1 October 2015
Britain should apologise for past slavery and pay reparations to reduce poverty rather than building a new prison
Dr Aidan McQuade, Director
During the Second World War thousands of Allied prisoners of war were enslaved and subject to horrendous and arbitrary violence by the Japanese Imperial Army. For many years the absence of an apology by the Japanese government was a deep source of anguish for the survivors of those atrocities and their families, and a source of resentment for their communities and countries.
Given the UK’s experience of this it is difficult to understand why David Cameron and the British Government are so obtuse when discussing the need for an apology from the UK to the countries and communities of the descendants of the survivors of the Trans-Atlantic Slave Trade. Cameron says we should move on and put this behind us. But this is something that it is always easier for the non-aggrieved party to say.
The enslavement of Africans as part of the trans-Atlantic slave trade officially ended just over 200 years ago, almost three-times as long ago as the end of the Second World War. But slavery had lasted considerably longer than that war, from the seventeenth to the nineteenth century.
When slavery was eventually abolished in the British Empire the slave holders where generously compensated for the loss of their “property”, to the tune of £2 billion in today’s money. Those who had been enslaved got nothing.
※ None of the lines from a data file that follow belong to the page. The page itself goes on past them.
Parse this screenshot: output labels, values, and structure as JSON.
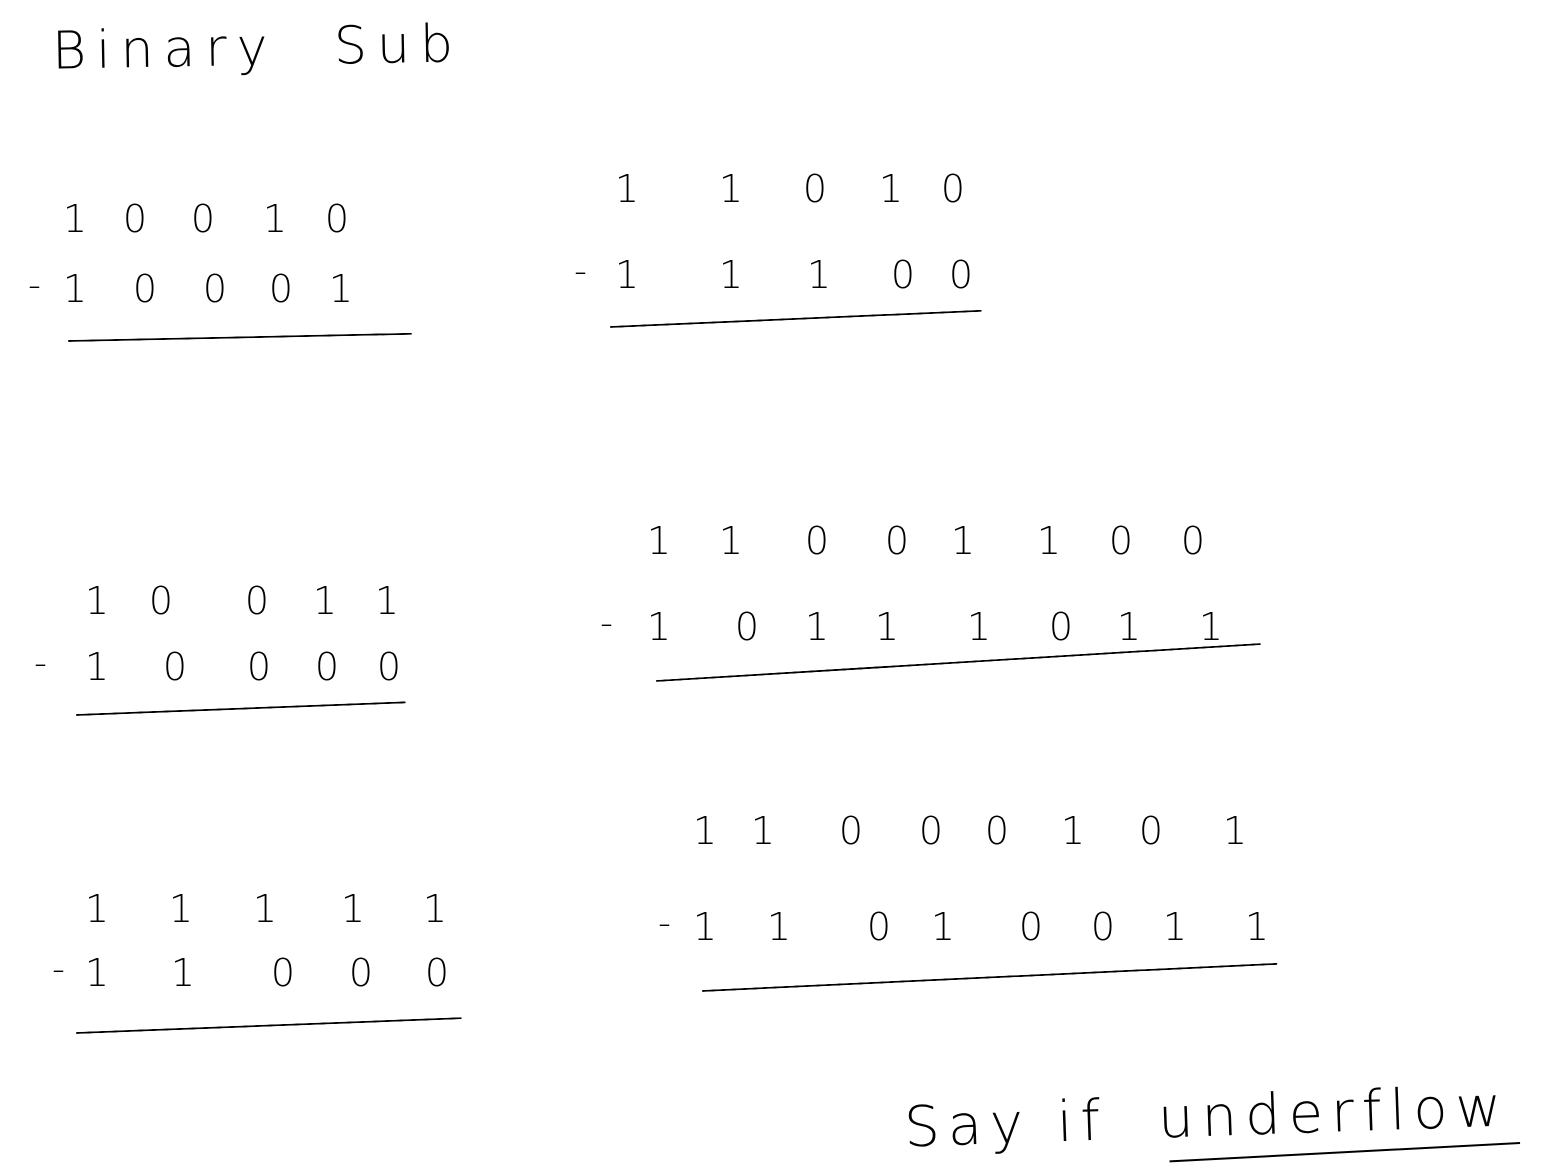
{
  "title": "Binary Sub",
  "minus_sign": "-",
  "problems": [
    {
      "top": [
        "1",
        "0",
        "0",
        "1",
        "0"
      ],
      "bottom": [
        "1",
        "0",
        "0",
        "0",
        "1"
      ]
    },
    {
      "top": [
        "1",
        "1",
        "0",
        "1",
        "0"
      ],
      "bottom": [
        "1",
        "1",
        "1",
        "0",
        "0"
      ]
    },
    {
      "top": [
        "1",
        "0",
        "0",
        "1",
        "1"
      ],
      "bottom": [
        "1",
        "0",
        "0",
        "0",
        "0"
      ]
    },
    {
      "top": [
        "1",
        "1",
        "0",
        "0",
        "1",
        "1",
        "0",
        "0"
      ],
      "bottom": [
        "1",
        "0",
        "1",
        "1",
        "1",
        "0",
        "1",
        "1"
      ]
    },
    {
      "top": [
        "1",
        "1",
        "1",
        "1",
        "1"
      ],
      "bottom": [
        "1",
        "1",
        "0",
        "0",
        "0"
      ]
    },
    {
      "top": [
        "1",
        "1",
        "0",
        "0",
        "0",
        "1",
        "0",
        "1"
      ],
      "bottom": [
        "1",
        "1",
        "0",
        "1",
        "0",
        "0",
        "1",
        "1"
      ]
    }
  ],
  "note": {
    "prefix": "Say if",
    "emphasis": "underflow"
  }
}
As William Faulkner put it, the past is not dead; it is not even past. The legacy of slavery is still with us, from wealth of the UK which arose from that trade, to the poverty of much of the Caribbean, to the divisions of Angola, to the racism still present in large parts of Europe.
Moving forward must start with a clear understanding of what needs to be left behind and why. It requires some empathetic understanding of why there is such hurt on one side or another, and a clear, public acknowledgement of that truth: an apology.
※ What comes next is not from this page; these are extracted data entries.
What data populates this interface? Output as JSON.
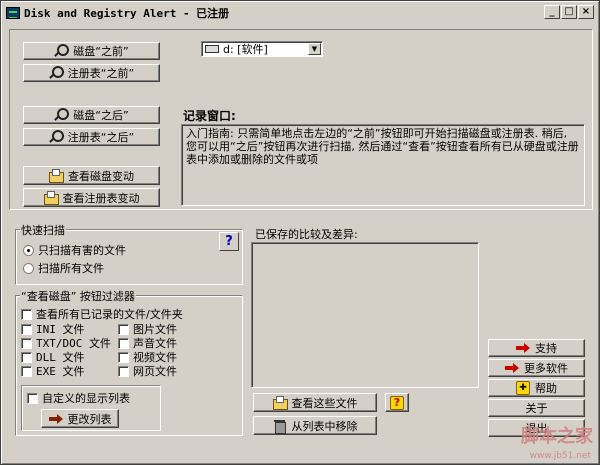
{
  "window": {
    "title": "Disk and Registry Alert - 已注册",
    "controls": [
      "_",
      "□",
      "×"
    ]
  },
  "top": {
    "drive_value": "d: [软件]",
    "before_disk": "磁盘“之前”",
    "before_reg": "注册表“之前”",
    "after_disk": "磁盘“之后”",
    "after_reg": "注册表“之后”",
    "view_disk_changes": "查看磁盘变动",
    "view_reg_changes": "查看注册表变动",
    "log_label": "记录窗口:",
    "log_text": "入门指南:  只需简单地点击左边的“之前”按钮即可开始扫描磁盘或注册表. 稍后, 您可以用“之后”按钮再次进行扫描, 然后通过“查看”按钮查看所有已从硬盘或注册表中添加或删除的文件或项"
  },
  "quick_scan": {
    "title": "快速扫描",
    "help": "?",
    "options": [
      "只扫描有害的文件",
      "扫描所有文件"
    ],
    "selected": 0
  },
  "filter": {
    "title": "“查看磁盘” 按钮过滤器",
    "show_all": "查看所有已记录的文件/文件夹",
    "left": [
      "INI 文件",
      "TXT/DOC 文件",
      "DLL 文件",
      "EXE 文件"
    ],
    "right": [
      "图片文件",
      "声音文件",
      "视频文件",
      "网页文件"
    ],
    "custom_list": "自定义的显示列表",
    "change_list": "更改列表"
  },
  "saved": {
    "label": "已保存的比较及差异:",
    "view_files": "查看这些文件",
    "help": "?",
    "remove": "从列表中移除"
  },
  "side": {
    "support": "支持",
    "more_software": "更多软件",
    "help": "帮助",
    "about": "关于",
    "exit": "退出"
  },
  "watermark": {
    "brand": "脚本之家",
    "url": "www.jb51.net"
  }
}
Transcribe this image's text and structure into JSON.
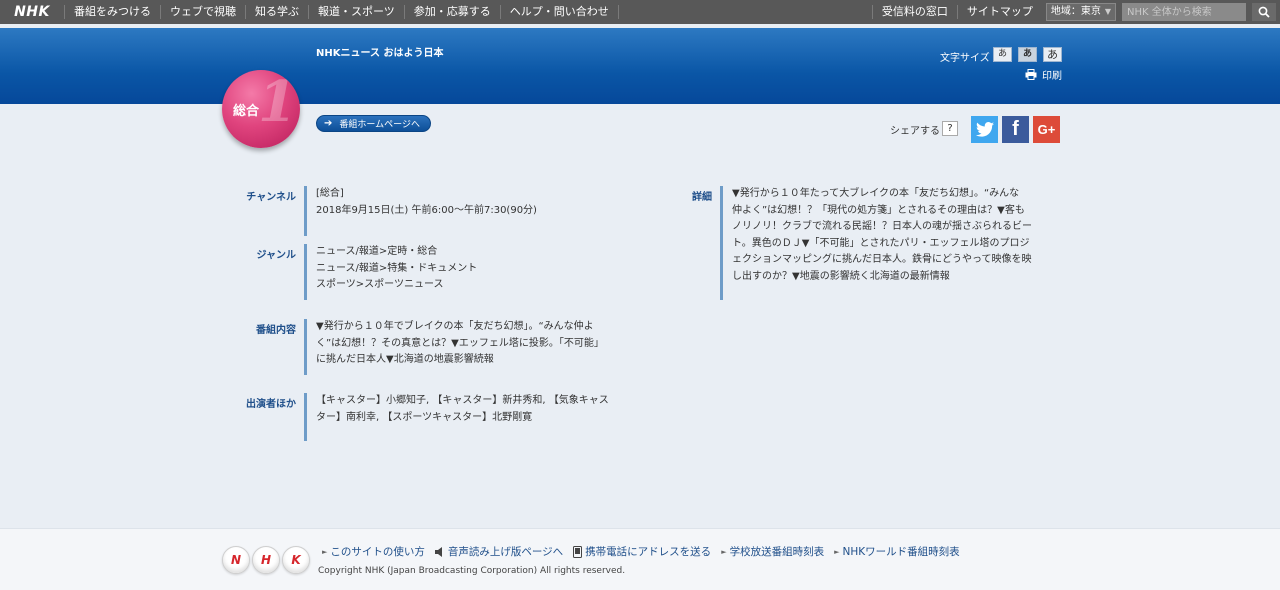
{
  "topnav": {
    "logo": "NHK",
    "items": [
      "番組をみつける",
      "ウェブで視聴",
      "知る学ぶ",
      "報道・スポーツ",
      "参加・応募する",
      "ヘルプ・問い合わせ"
    ],
    "right_items": [
      "受信料の窓口",
      "サイトマップ"
    ],
    "region": "地域：東京",
    "search_placeholder": "NHK 全体から検索"
  },
  "header": {
    "program_title": "NHKニュース おはよう日本",
    "font_size_label": "文字サイズ",
    "font_size_options": [
      "あ",
      "あ",
      "あ"
    ],
    "print_label": "印刷"
  },
  "channel_badge": {
    "label": "総合",
    "number": "1"
  },
  "home_button_label": "番組ホームページへ",
  "share": {
    "label": "シェアする",
    "help": "?"
  },
  "info": {
    "channel": {
      "label": "チャンネル",
      "lines": [
        "[総合]",
        "2018年9月15日(土) 午前6:00〜午前7:30(90分)"
      ]
    },
    "genre": {
      "label": "ジャンル",
      "lines": [
        "ニュース/報道>定時・総合",
        "ニュース/報道>特集・ドキュメント",
        "スポーツ>スポーツニュース"
      ]
    },
    "content": {
      "label": "番組内容",
      "lines": [
        "▼発行から１０年でブレイクの本「友だち幻想」。“みんな仲よ",
        "く”は幻想！？その真意とは？▼エッフェル塔に投影。「不可能」",
        "に挑んだ日本人▼北海道の地震影響続報"
      ]
    },
    "cast": {
      "label": "出演者ほか",
      "lines": [
        "【キャスター】小郷知子, 【キャスター】新井秀和, 【気象キャス",
        "ター】南利幸, 【スポーツキャスター】北野剛寛"
      ]
    },
    "details": {
      "label": "詳細",
      "lines": [
        "▼発行から１０年たって大ブレイクの本「友だち幻想」。“みんな",
        "仲よく”は幻想！？「現代の処方箋」とされるその理由は？▼客も",
        "ノリノリ！クラブで流れる民謡！？日本人の魂が揺さぶられるビー",
        "ト。異色のＤＪ▼「不可能」とされたパリ・エッフェル塔のプロジ",
        "ェクションマッピングに挑んだ日本人。鉄骨にどうやって映像を映",
        "し出すのか？▼地震の影響続く北海道の最新情報"
      ]
    }
  },
  "footer": {
    "logo_letters": [
      "N",
      "H",
      "K"
    ],
    "links": [
      "このサイトの使い方",
      "音声読み上げ版ページへ",
      "携帯電話にアドレスを送る",
      "学校放送番組時刻表",
      "NHKワールド番組時刻表"
    ],
    "copyright": "Copyright NHK (Japan Broadcasting Corporation) All rights reserved."
  },
  "colors": {
    "header_blue": "#0a56a6",
    "channel_pink": "#e0447e",
    "label_blue": "#1f4f8a",
    "twitter": "#3fa7ef",
    "facebook": "#3b5b9c",
    "googleplus": "#dd4b39"
  }
}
The Caribbean also needs reparations to advance inclusive and empowering measures of poverty reduction: schools, teachers and healthcare. Not the sterile expenditure on a prison announced by David Cameron that can have no impact on poverty.
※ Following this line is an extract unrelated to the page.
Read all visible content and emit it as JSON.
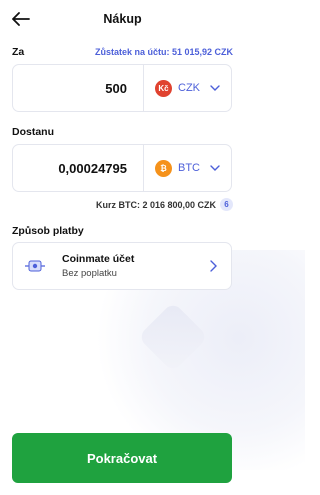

The issues of an apology and reparations for the trans-Atlantic slave trade are emotive ones. But to have true partnership between peoples and nations, of the sort I am sure that David Cameron desires, requires understanding and taking responsibility for the hurt of the past and the darkness, as well as the heroism, of our own histories.
Were Prime Minster Cameron to grasp this truth he could demonstrate a measure of statesmanship that would strengthen the bonds between the UK and the Caribbean nations.